Indian companies, according to the study, remain highly vulnerable to fraud in the absence of “inadequate
internal control framework” that can identify and deal with such crimes. The report suggests that 41% of
Indian firms do not have fraud risk management systems.
The KPMG report shows that 45% of the firms have experienced fraudulent activities in the past two years,
with financial services and consumer markets showing the highest levels of risk.
But more than the lack of monitoring systems, what is prevalent and disturbing is the reluctance of companies
to report incidence of frauds. According to the survey, only 35% of the companies initiated legal action against
a perpetrator of fraud. A majority of the frauds had been investigated internally.
That, however, may be changing. Deepankar Sanwalka, head (forensic services), KPMG, said that following the
scam at Satyam Computer Services Ltd, in which founder and chairman B. Ramalinga Raju admitted to
showing non-existent income over the years of Rs7,136 crore, the trend in fraud detection has changed.

“Companies are more open to discuss and take action against fraudsters. Increasingly, fraud risk mitigation
mechanism are being discussed in management meetings,” he said.
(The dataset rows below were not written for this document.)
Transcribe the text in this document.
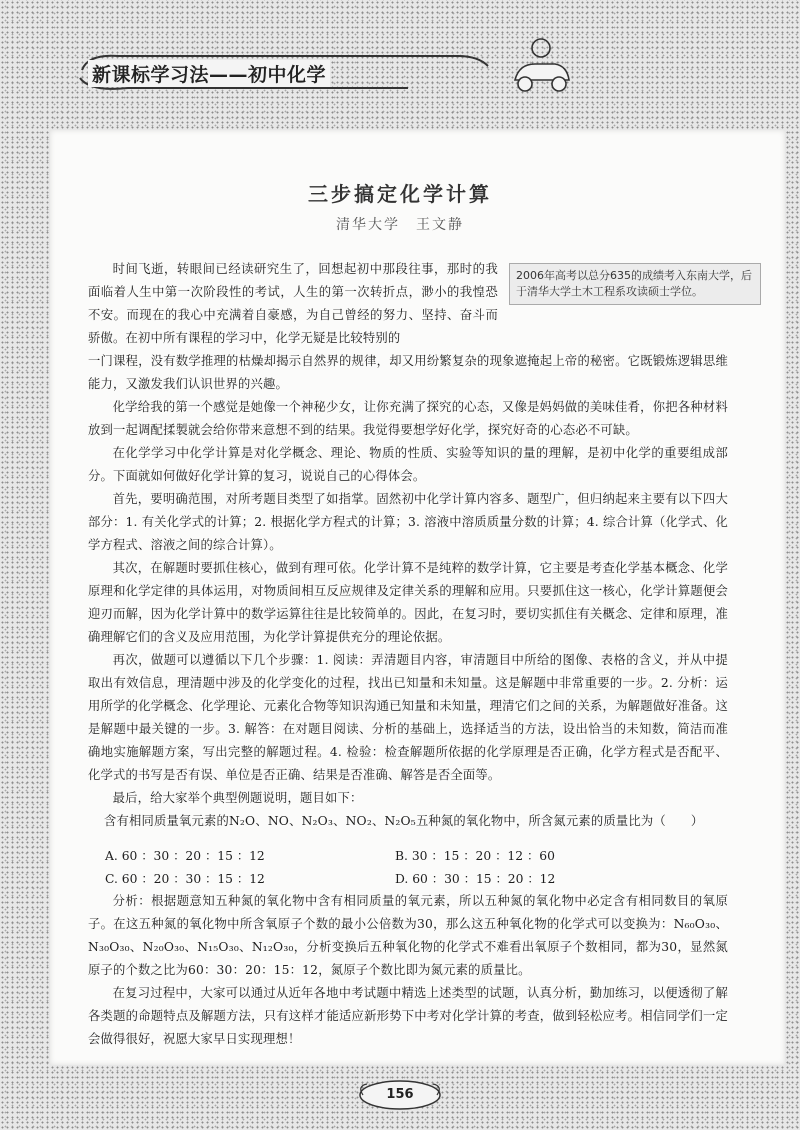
新课标学习法——初中化学
三步搞定化学计算
清华大学　王文静
2006年高考以总分635的成绩考入东南大学，后于清华大学土木工程系攻读硕士学位。

时间飞逝，转眼间已经读研究生了，回想起初中那段往事，那时的我面临着人生中第一次阶段性的考试，人生的第一次转折点，渺小的我惶恐不安。而现在的我心中充满着自豪感，为自己曾经的努力、坚持、奋斗而骄傲。在初中所有课程的学习中，化学无疑是比较特别的

一门课程，没有数学推理的枯燥却揭示自然界的规律，却又用纷繁复杂的现象遮掩起上帝的秘密。它既锻炼逻辑思维能力，又激发我们认识世界的兴趣。

化学给我的第一个感觉是她像一个神秘少女，让你充满了探究的心态，又像是妈妈做的美味佳肴，你把各种材料放到一起调配揉製就会给你带来意想不到的结果。我觉得要想学好化学，探究好奇的心态必不可缺。

在化学学习中化学计算是对化学概念、理论、物质的性质、实验等知识的量的理解，是初中化学的重要组成部分。下面就如何做好化学计算的复习，说说自己的心得体会。

首先，要明确范围，对所考题目类型了如指掌。固然初中化学计算内容多、题型广，但归纳起来主要有以下四大部分：1. 有关化学式的计算；2. 根据化学方程式的计算；3. 溶液中溶质质量分数的计算；4. 综合计算（化学式、化学方程式、溶液之间的综合计算）。

其次，在解题时要抓住核心，做到有理可依。化学计算不是纯粹的数学计算，它主要是考查化学基本概念、化学原理和化学定律的具体运用，对物质间相互反应规律及定律关系的理解和应用。只要抓住这一核心，化学计算题便会迎刃而解，因为化学计算中的数学运算往往是比较简单的。因此，在复习时，要切实抓住有关概念、定律和原理，准确理解它们的含义及应用范围，为化学计算提供充分的理论依据。

再次，做题可以遵循以下几个步骤：1. 阅读：弄清题目内容，审清题目中所给的图像、表格的含义，并从中提取出有效信息，理清题中涉及的化学变化的过程，找出已知量和未知量。这是解题中非常重要的一步。2. 分析：运用所学的化学概念、化学理论、元素化合物等知识沟通已知量和未知量，理清它们之间的关系，为解题做好准备。这是解题中最关键的一步。3. 解答：在对题目阅读、分析的基础上，选择适当的方法，设出恰当的未知数，简洁而准确地实施解题方案，写出完整的解题过程。4. 检验：检查解题所依据的化学原理是否正确，化学方程式是否配平、化学式的书写是否有误、单位是否正确、结果是否准确、解答是否全面等。

最后，给大家举个典型例题说明，题目如下：

含有相同质量氧元素的N₂O、NO、N₂O₃、NO₂、N₂O₅五种氮的氧化物中，所含氮元素的质量比为（　　）

A. 60 ：30 ：20 ：15 ：12	B. 30 ：15 ：20 ：12 ：60
C. 60 ：20 ：30 ：15 ：12	D. 60 ：30 ：15 ：20 ：12

分析：根据题意知五种氮的氧化物中含有相同质量的氧元素，所以五种氮的氧化物中必定含有相同数目的氧原子。在这五种氮的氧化物中所含氧原子个数的最小公倍数为30，那么这五种氧化物的化学式可以变换为：N₆₀O₃₀、N₃₀O₃₀、N₂₀O₃₀、N₁₅O₃₀、N₁₂O₃₀，分析变换后五种氧化物的化学式不难看出氧原子个数相同，都为30，显然氮原子的个数之比为60：30：20：15：12，氮原子个数比即为氮元素的质量比。

在复习过程中，大家可以通过从近年各地中考试题中精选上述类型的试题，认真分析，勤加练习，以便透彻了解各类题的命题特点及解题方法，只有这样才能适应新形势下中考对化学计算的考查，做到轻松应考。相信同学们一定会做得很好，祝愿大家早日实现理想！

156
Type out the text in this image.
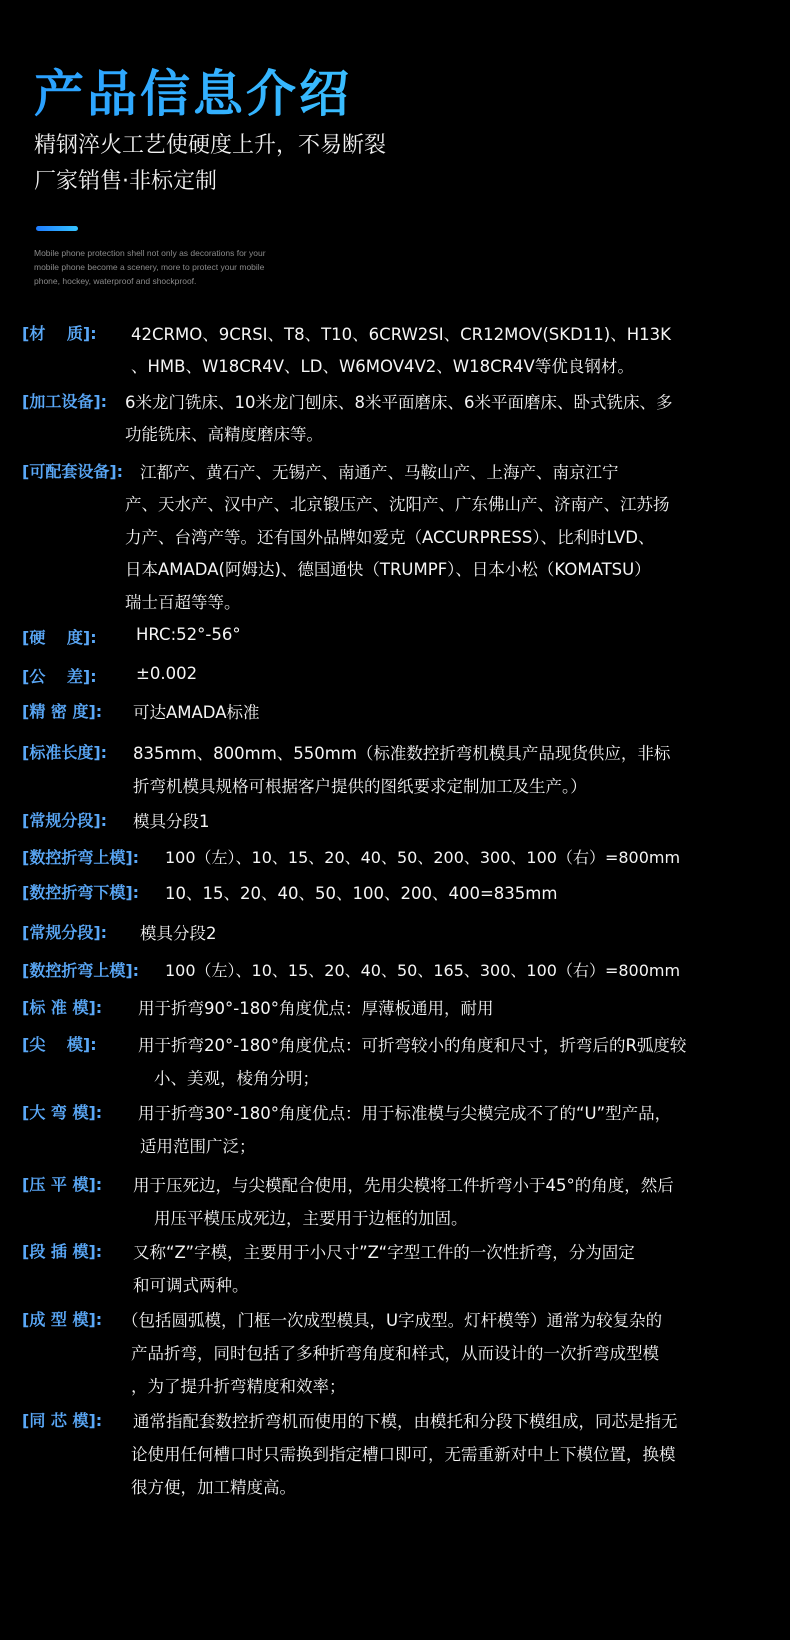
产品信息介绍
精钢淬火工艺使硬度上升，不易断裂
厂家销售·非标定制
Mobile phone protection shell not only as decorations for your
mobile phone become a scenery, more to protect your mobile
phone, hockey, waterproof and shockproof.
[材　 质]: 42CRMO、9CRSI、T8、T10、6CRW2SI、CR12MOV(SKD11)、H13K
、HMB、W18CR4V、LD、W6MOV4V2、W18CR4V等优良钢材。
[加工设备]: 6米龙门铣床、10米龙门刨床、8米平面磨床、6米平面磨床、卧式铣床、多
功能铣床、高精度磨床等。
[可配套设备]: 江都产、黄石产、无锡产、南通产、马鞍山产、上海产、南京江宁
产、天水产、汉中产、北京锻压产、沈阳产、广东佛山产、济南产、江苏扬
力产、台湾产等。还有国外品牌如爱克（ACCURPRESS）、比利时LVD、
日本AMADA(阿姆达)、德国通快（TRUMPF）、日本小松（KOMATSU）
瑞士百超等等。
[硬　 度]: HRC:52°-56°
[公　 差]: ±0.002
[精 密 度]: 可达AMADA标准
[标准长度]: 835mm、800mm、550mm（标准数控折弯机模具产品现货供应，非标
折弯机模具规格可根据客户提供的图纸要求定制加工及生产。）
[常规分段]: 模具分段1
[数控折弯上模]: 100（左）、10、15、20、40、50、200、300、100（右）=800mm
[数控折弯下模]: 10、15、20、40、50、100、200、400=835mm
[常规分段]: 模具分段2
[数控折弯上模]: 100（左）、10、15、20、40、50、165、300、100（右）=800mm
[标 准 模]: 用于折弯90°-180°角度优点：厚薄板通用，耐用
[尖　 模]:	用于折弯20°-180°角度优点：可折弯较小的角度和尺寸，折弯后的R弧度较
小、美观，棱角分明；
[大 弯 模]: 用于折弯30°-180°角度优点：用于标准模与尖模完成不了的“U”型产品，
适用范围广泛；
[压 平 模]: 用于压死边，与尖模配合使用，先用尖模将工件折弯小于45°的角度，然后
用压平模压成死边，主要用于边框的加固。
[段 插 模]: 又称“Z”字模，主要用于小尺寸”Z“字型工件的一次性折弯，分为固定
和可调式两种。
[成 型 模]: （包括圆弧模，门框一次成型模具，U字成型。灯杆模等）通常为较复杂的
产品折弯，同时包括了多种折弯角度和样式，从而设计的一次折弯成型模
，为了提升折弯精度和效率；
[同 芯 模]: 通常指配套数控折弯机而使用的下模，由模托和分段下模组成，同芯是指无
论使用任何槽口时只需换到指定槽口即可，无需重新对中上下模位置，换模
很方便，加工精度高。
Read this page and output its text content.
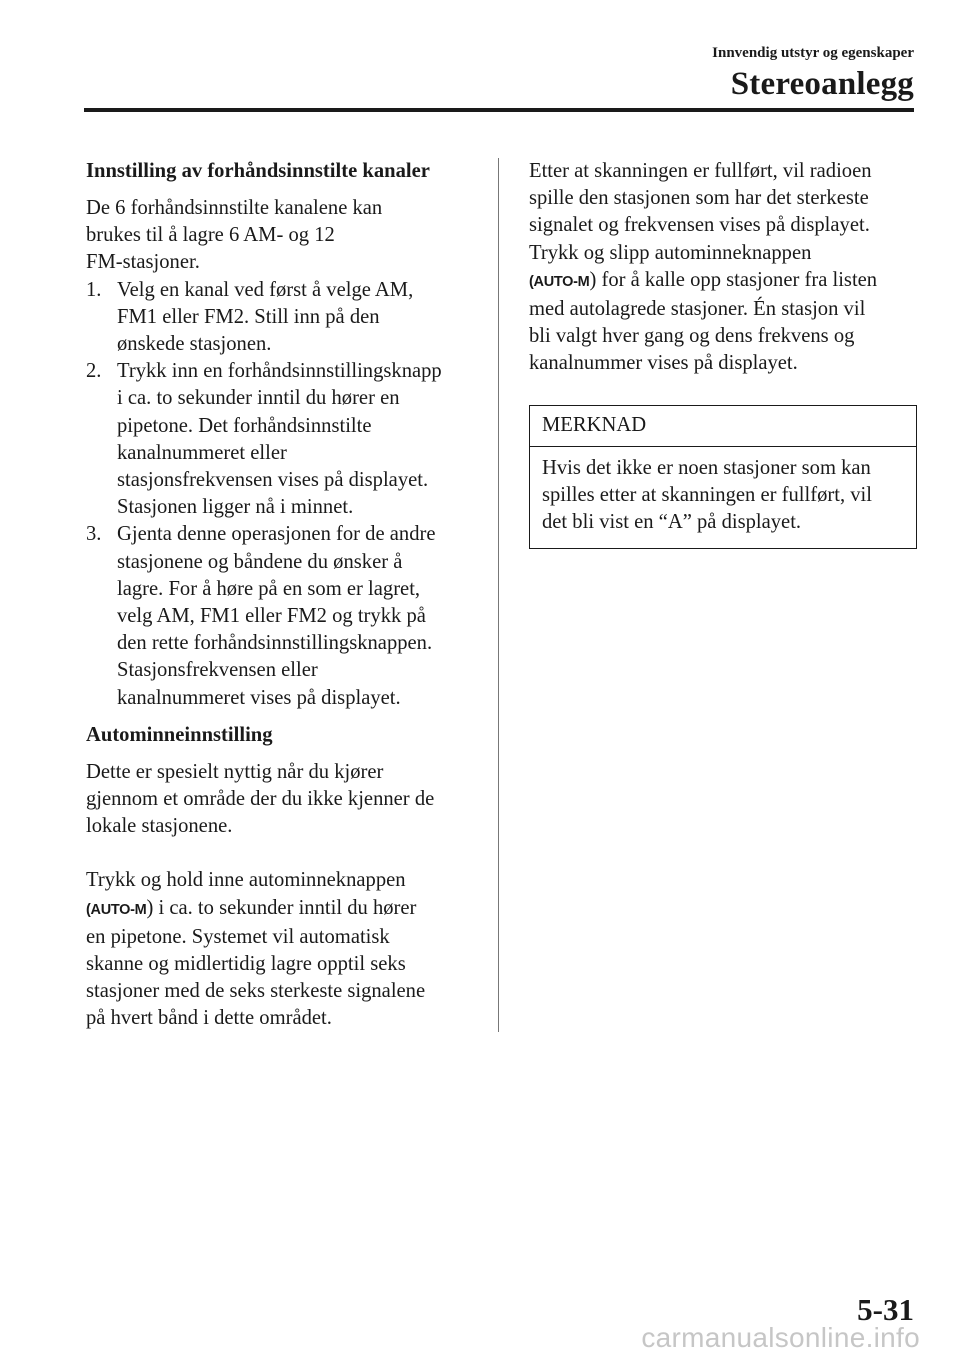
Innvendig utstyr og egenskaper
Stereoanlegg
Innstilling av forhåndsinnstilte kanaler

De 6 forhåndsinnstilte kanalene kan
brukes til å lagre 6 AM- og 12
FM-stasjoner.

1. Velg en kanal ved først å velge AM,
FM1 eller FM2. Still inn på den
ønskede stasjonen.
2. Trykk inn en forhåndsinnstillingsknapp
i ca. to sekunder inntil du hører en
pipetone. Det forhåndsinnstilte
kanalnummeret eller
stasjonsfrekvensen vises på displayet.
Stasjonen ligger nå i minnet.
3. Gjenta denne operasjonen for de andre
stasjonene og båndene du ønsker å
lagre. For å høre på en som er lagret,
velg AM, FM1 eller FM2 og trykk på
den rette forhåndsinnstillingsknappen.
Stasjonsfrekvensen eller
kanalnummeret vises på displayet.
Autominneinnstilling

Dette er spesielt nyttig når du kjører
gjennom et område der du ikke kjenner de
lokale stasjonene.

Trykk og hold inne autominneknappen
(AUTO-M) i ca. to sekunder inntil du hører
en pipetone. Systemet vil automatisk
skanne og midlertidig lagre opptil seks
stasjoner med de seks sterkeste signalene
på hvert bånd i dette området.

Etter at skanningen er fullført, vil radioen
spille den stasjonen som har det sterkeste
signalet og frekvensen vises på displayet.
Trykk og slipp autominneknappen
(AUTO-M) for å kalle opp stasjoner fra listen
med autolagrede stasjoner. Én stasjon vil
bli valgt hver gang og dens frekvens og
kanalnummer vises på displayet.

MERKNAD
Hvis det ikke er noen stasjoner som kan
spilles etter at skanningen er fullført, vil
det bli vist en “A” på displayet.
5-31
carmanualsonline.info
The frauds covered in the survey include anti-corruption compliance. Almost 42% of the companies strongly
believed bribery is acceptable behaviour in India while 38% said it is an “integral feature of the practices in
their industry”.
According to the World Bank, bribes paid annually amount to more than $1 trillion (Rs44.5 trillion) globally.
India scores poorly on corruption and bribe payments in the list of organizations such as Transparency
International, which ranks countries based on corruption and propensity to demand bribes.
India’s corruption perception index score in 2009 was 3.4 on a scale of 0-10, with 10 being the least corrupt.

In 2008, it was one of the bottom four on the global bribe payers index, with a score of 6.8.
The way to a cleaner balance sheet, however, may be harder than expected. As Rohit Mahajan, executive
director (advisory), forensic services, KPMG, told Mint, “Indian firms lack (a) holistic approach to frauds.
Focusing on financial fraud will not help control white-collar crimes.”